3. PROMISING YOUNG WOMAN (dir. Emerald Fennell)
For most of the world, PYW was released in 2020, although its official Australian date was 7th January 2021 – hence, its inclusion in this list. While the finale of this film veered perilously into ‘horror cute’, I still rank it highly for its entertaining handling of a difficult subject matter and, similar to Prano Bailey-Bond, for saying what is so tricky to intelligently articulate. It’s stayed with me, which is saying something.
2. SUMMER OF SOUL (… OR, WHEN THE REVOLUTION COULD NOT BE TELEVISED) (dir. Questlove)
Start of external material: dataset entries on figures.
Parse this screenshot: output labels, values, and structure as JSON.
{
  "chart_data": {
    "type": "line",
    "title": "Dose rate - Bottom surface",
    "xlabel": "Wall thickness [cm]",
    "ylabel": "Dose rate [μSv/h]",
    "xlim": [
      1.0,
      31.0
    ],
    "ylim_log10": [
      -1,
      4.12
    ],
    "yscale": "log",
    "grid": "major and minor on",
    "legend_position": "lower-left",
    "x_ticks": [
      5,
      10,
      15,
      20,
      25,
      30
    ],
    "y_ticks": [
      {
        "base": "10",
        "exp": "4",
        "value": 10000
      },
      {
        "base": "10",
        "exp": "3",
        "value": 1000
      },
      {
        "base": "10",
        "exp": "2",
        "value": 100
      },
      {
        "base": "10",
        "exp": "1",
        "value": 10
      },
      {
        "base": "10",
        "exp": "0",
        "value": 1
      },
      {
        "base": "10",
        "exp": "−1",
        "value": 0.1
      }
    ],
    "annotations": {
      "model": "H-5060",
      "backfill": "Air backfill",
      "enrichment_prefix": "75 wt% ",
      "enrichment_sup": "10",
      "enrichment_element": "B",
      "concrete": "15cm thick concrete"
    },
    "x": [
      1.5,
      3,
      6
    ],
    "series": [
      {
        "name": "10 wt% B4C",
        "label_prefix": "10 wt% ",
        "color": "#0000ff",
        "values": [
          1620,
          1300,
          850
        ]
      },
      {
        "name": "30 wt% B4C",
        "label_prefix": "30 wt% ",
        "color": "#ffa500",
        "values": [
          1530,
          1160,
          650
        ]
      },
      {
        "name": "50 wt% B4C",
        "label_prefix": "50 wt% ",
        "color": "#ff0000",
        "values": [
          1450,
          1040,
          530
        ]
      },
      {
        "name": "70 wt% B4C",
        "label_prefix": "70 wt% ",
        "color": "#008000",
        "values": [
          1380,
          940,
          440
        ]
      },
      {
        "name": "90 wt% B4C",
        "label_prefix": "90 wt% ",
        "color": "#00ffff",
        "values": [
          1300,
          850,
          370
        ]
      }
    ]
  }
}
There’s something evangelical about a good music doco, and SUMMER OF SOUL perfectly fits the bill. It presents rarely seen footage and eyewitness accounts of the 1969 Harlem Cultural Festival – a sibling of Woodstock but one buried under paranoia of race uprising. In ranking this doco high on my list, I also honour the superlative limited series 1971: THE YEAR THAT MUSIC CHANGED EVERYTHING.
1. LAMB (dir. Valdimar Jóhannsson)
My love of simply complex storytelling comes into its own here – and how! With the fingerprints of one of its producers, Béla Tarr, all over it, LAMB creates sentience in its livestock through little more than camera placement, and yet this important establishment of anthropomorphosis is what sells everything that comes after it. A folkloric tale with modern pathos, LAMB is really something else.